Text Mining Application Programming

Author : Manu Konchady
Publisher : Unknown
Page : 440 pages
File Size : 49,8 Mb
Release : 2006
Category : Computers
ISBN : UOM:39015064690780

Get Book

Text Mining Application Programming by Manu Konchady Pdf

Text mining offers a way for individuals and corporations to exploit the vast amount of information available on the Internet. Text Mining Application Programming teaches developers about the problems of managing unstructured text, and describes how to build tools for text mining using standard statistical methods from Artificial Intelligence and Operations Research. These tools can be used for a variety of fields, including law, business, and medicine. Key topics covered include, information extraction, clustering, text categorization, searching the Web, summarization, and natural language query systems. The book explains the theory behind each topic and algorithm, and then provides a practical solution implementation with which developers and students can experiment. A wide variety of code is also included for developers to build their own custom solutions. After reading through this book developers will be able to tap into the bevy information available online in ways they never thought possible and students will have a thorough understanding of the theory and practical application of text mining.

Text Mining with MATLAB®

Author : Rafael E. Banchs
Publisher : Springer Nature
Page : 472 pages
File Size : 48,5 Mb
Release : 2021-10-21
Category : Computers
ISBN : 9783030876951

Get Book

Text Mining with MATLAB® by Rafael E. Banchs Pdf

Text Mining with MATLAB® provides a comprehensive introduction to text mining using MATLAB. It is designed to help text mining practitioners, as well as those with little-to-no experience with text mining in general, familiarize themselves with MATLAB and its complex applications.
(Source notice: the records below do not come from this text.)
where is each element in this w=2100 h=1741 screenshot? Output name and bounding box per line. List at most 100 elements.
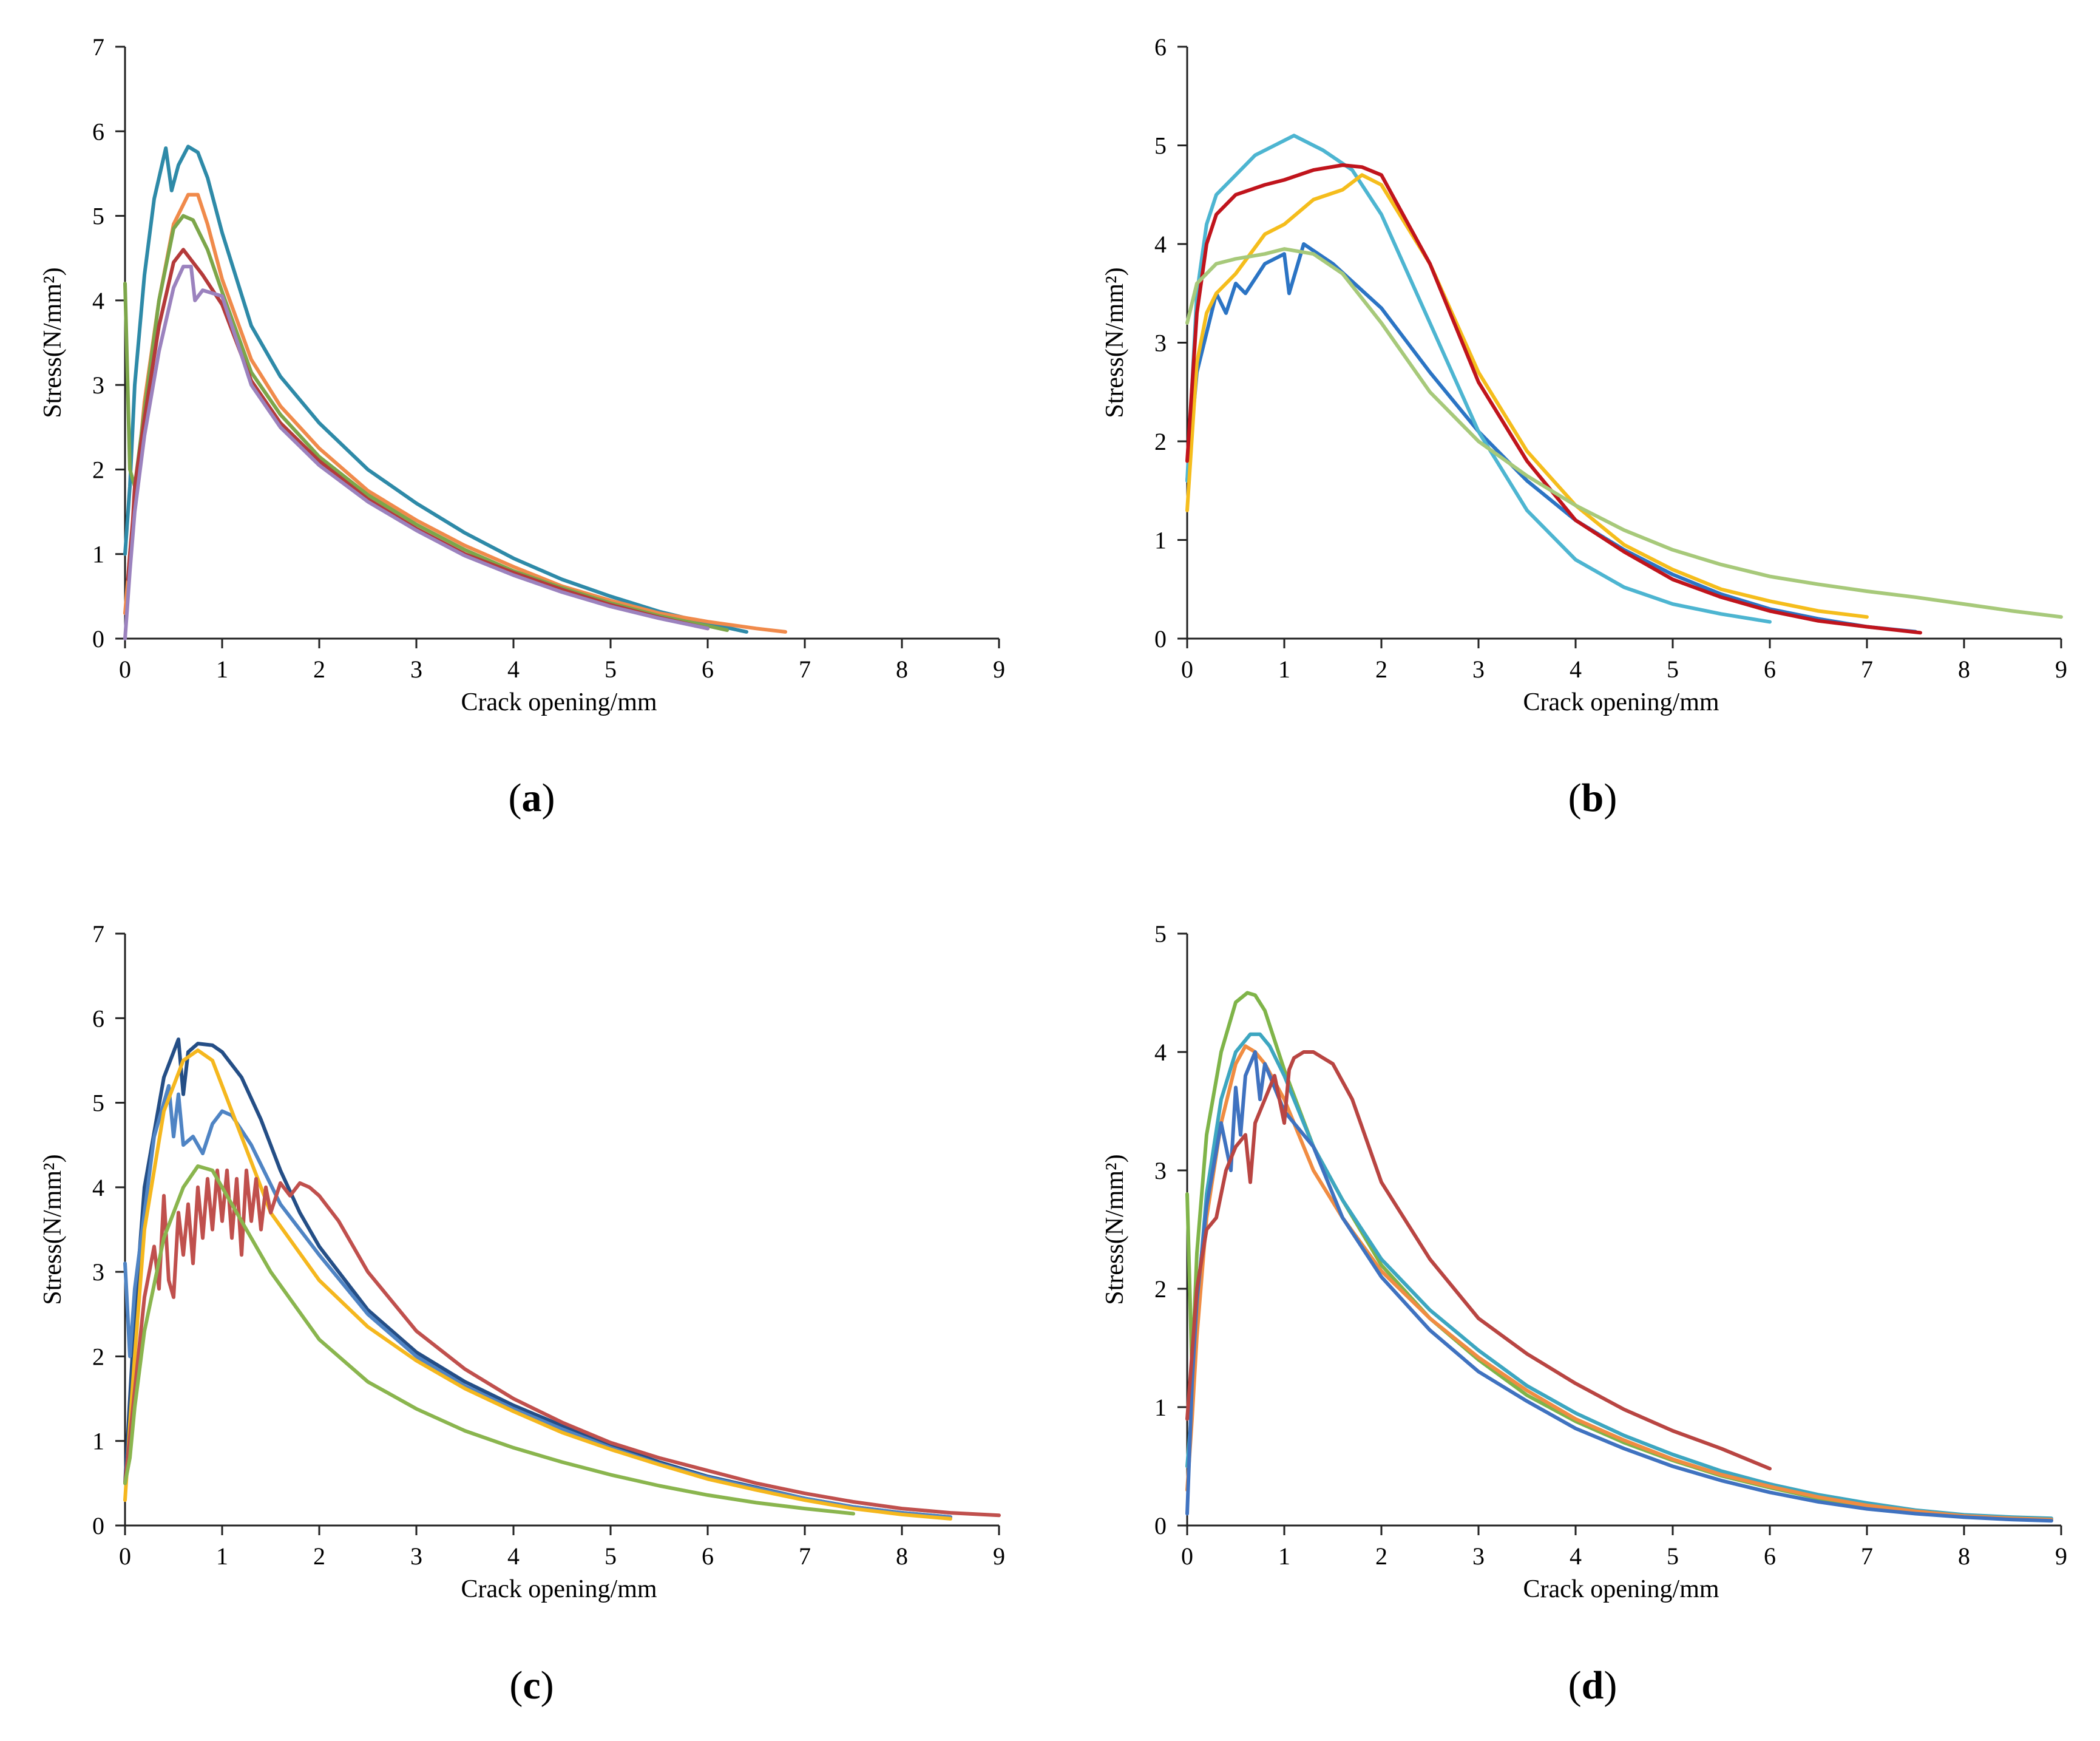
chart-panel-1: 0 1 2 3 4 5 6 7 0 1 2 3 4 5 6 7 8 9 Crack opening/mm Stress… <box>39 33 1005 820</box>
x-tick-label: 1 <box>1278 656 1290 683</box>
y-axis-title: Stress(N/mm²) <box>1101 267 1129 418</box>
series-line-specimen-3 <box>123 1048 952 1521</box>
x-tick-label: 6 <box>702 1542 714 1570</box>
chart-panel-4: 0 1 2 3 4 5 0 1 2 3 4 5 6 7 8 9 Crack opening/mm Stress(N… <box>1101 920 2067 1708</box>
x-tick-label: 6 <box>1764 1542 1776 1570</box>
x-tick-label: 9 <box>2055 656 2067 683</box>
y-tick-label: 3 <box>92 1258 104 1286</box>
x-tick-label: 5 <box>605 1542 617 1570</box>
series-line-specimen-3 <box>1185 173 1869 619</box>
series-line-specimen-5 <box>123 1164 855 1516</box>
x-axis-title: Crack opening/mm <box>1523 1575 1719 1603</box>
y-tick-label: 5 <box>92 203 104 230</box>
x-tick-label: 2 <box>313 656 325 683</box>
x-tick-label: 5 <box>1667 1542 1679 1570</box>
y-tick-label: 0 <box>1154 625 1167 653</box>
y-tick-label: 6 <box>92 118 104 145</box>
series-line-specimen-4 <box>1185 1050 2053 1523</box>
series-line-specimen-3 <box>1185 1044 2053 1522</box>
x-tick-label: 9 <box>993 1542 1005 1570</box>
y-tick-label: 5 <box>1154 920 1167 948</box>
y-tick-label: 1 <box>1154 1394 1167 1421</box>
y-tick-label: 5 <box>1154 132 1167 160</box>
x-tick-label: 7 <box>1861 1542 1873 1570</box>
x-tick-label: 1 <box>216 1542 228 1570</box>
x-tick-label: 6 <box>702 656 714 683</box>
x-tick-label: 0 <box>1181 1542 1193 1570</box>
y-tick-label: 6 <box>92 1005 104 1032</box>
y-tick-label: 6 <box>1154 33 1167 61</box>
x-axis-title: Crack opening/mm <box>461 1575 657 1603</box>
x-tick-label: 3 <box>1472 1542 1485 1570</box>
series-line-specimen-5 <box>1185 1050 1772 1471</box>
series-line-specimen-3 <box>123 214 729 633</box>
y-axis-title: Stress(N/mm²) <box>39 1154 67 1305</box>
series-line-specimen-4 <box>123 1169 1001 1518</box>
y-tick-label: 4 <box>92 287 104 314</box>
x-tick-label: 3 <box>410 1542 422 1570</box>
x-axis-title: Crack opening/mm <box>461 688 657 716</box>
y-tick-label: 3 <box>92 372 104 399</box>
panel-label: (c) <box>509 1663 554 1708</box>
x-tick-label: 8 <box>1958 1542 1970 1570</box>
y-tick-label: 0 <box>92 625 104 653</box>
x-tick-label: 4 <box>1570 656 1582 683</box>
x-tick-label: 5 <box>605 656 617 683</box>
y-tick-label: 4 <box>1154 231 1167 258</box>
x-axis-title: Crack opening/mm <box>1523 688 1719 716</box>
chart-panel-2: 0 1 2 3 4 5 6 0 1 2 3 4 5 6 7 8 9 Crack opening/mm Stress(… <box>1101 33 2067 820</box>
x-tick-label: 8 <box>1958 656 1970 683</box>
x-tick-label: 3 <box>410 656 422 683</box>
x-tick-label: 0 <box>1181 656 1193 683</box>
x-tick-label: 7 <box>799 1542 811 1570</box>
x-tick-label: 9 <box>993 656 1005 683</box>
y-axis-title: Stress(N/mm²) <box>1101 1154 1129 1305</box>
y-tick-label: 2 <box>92 1343 104 1370</box>
y-tick-label: 3 <box>1154 1157 1167 1184</box>
x-tick-label: 7 <box>1861 656 1873 683</box>
series-line-specimen-4 <box>126 248 710 631</box>
x-tick-label: 5 <box>1667 656 1679 683</box>
x-tick-label: 2 <box>313 1542 325 1570</box>
y-tick-label: 1 <box>92 1428 104 1455</box>
x-tick-label: 4 <box>507 656 520 683</box>
series-line-specimen-2 <box>123 192 787 634</box>
x-tick-label: 3 <box>1472 656 1485 683</box>
x-tick-label: 9 <box>2055 1542 2067 1570</box>
x-tick-label: 0 <box>119 1542 131 1570</box>
series-line-specimen-1 <box>1185 991 2053 1522</box>
x-tick-label: 1 <box>216 656 228 683</box>
y-tick-label: 2 <box>92 456 104 483</box>
x-tick-label: 6 <box>1764 656 1776 683</box>
y-tick-label: 4 <box>92 1174 104 1201</box>
series-line-specimen-1 <box>1185 242 1917 634</box>
y-tick-label: 1 <box>92 541 104 568</box>
y-tick-label: 3 <box>1154 330 1167 357</box>
series-line-specimen-4 <box>1185 163 1922 635</box>
x-tick-label: 8 <box>896 1542 908 1570</box>
y-axis-title: Stress(N/mm²) <box>39 267 67 418</box>
x-tick-label: 1 <box>1278 1542 1290 1570</box>
y-tick-label: 0 <box>92 1512 104 1539</box>
x-tick-label: 2 <box>1375 1542 1387 1570</box>
x-tick-label: 8 <box>896 656 908 683</box>
y-tick-label: 7 <box>92 920 104 948</box>
panel-label: (b) <box>1568 776 1617 820</box>
y-tick-label: 4 <box>1154 1039 1167 1066</box>
x-tick-label: 7 <box>799 656 811 683</box>
x-tick-label: 4 <box>1570 1542 1582 1570</box>
x-tick-label: 0 <box>119 656 131 683</box>
y-tick-label: 7 <box>92 33 104 61</box>
panel-label: (d) <box>1568 1663 1617 1708</box>
y-tick-label: 1 <box>1154 527 1167 554</box>
panel-label: (a) <box>509 776 555 820</box>
chart-panel-3: 0 1 2 3 4 5 6 7 0 1 2 3 4 5 6 7 8 9 Crack opening/mm Stress… <box>39 920 1005 1708</box>
series-line-specimen-5 <box>123 265 710 640</box>
series-line-specimen-2 <box>1185 1032 2053 1521</box>
series-line-specimen-2 <box>1185 134 1772 624</box>
y-tick-label: 2 <box>1154 1275 1167 1303</box>
x-tick-label: 4 <box>507 1542 520 1570</box>
y-tick-label: 5 <box>92 1090 104 1117</box>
The book is structured in three main parts: The first part, Fundamentals, introduces basic procedures and methods for manipulating and operating with text within the MATLAB programming environment. The second part of the book, Mathematical Models, is devoted to motivating, introducing, and explaining the two main paradigms of mathematical models most commonly used for representing text data: the statistical and the geometrical approach. Eventually, the third part of the book, Techniques and Applications, addresses general problems in text mining and natural language processing applications such as document categorization, document search, content analysis, summarization, question answering, and conversational systems. This second edition includes updates in line with the recently released “Text Analytics Toolbox” within the MATLAB product and introduces three new chapters and six new sections in existing ones. All descriptions presented are supported with practical examples that are fully reproducible. Further reading, as well as additional exercises and projects, are proposed at the end of each chapter for those readers interested in conducting further experimentation.

Text Mining with R

Author : Julia Silge,David Robinson
Publisher : "O'Reilly Media, Inc."
Page : 193 pages
File Size : 54,5 Mb
Release : 2017-06-12
Category : Computers
ISBN : 9781491981627

Get Book

Text Mining with R by Julia Silge,David Robinson Pdf

Chapter 7. Case Study : Comparing Twitter Archives; Getting the Data and Distribution of Tweets; Word Frequencies; Comparing Word Usage; Changes in Word Use; Favorites and Retweets; Summary; Chapter 8. Case Study : Mining NASA Metadata; How Data Is Organized at NASA; Wrangling and Tidying the Data; Some Initial Simple Exploration; Word Co-ocurrences and Correlations; Networks of Description and Title Words; Networks of Keywords; Calculating tf-idf for the Description Fields; What Is tf-idf for the Description Field Words?; Connecting Description Fields to Keywords; Topic Modeling.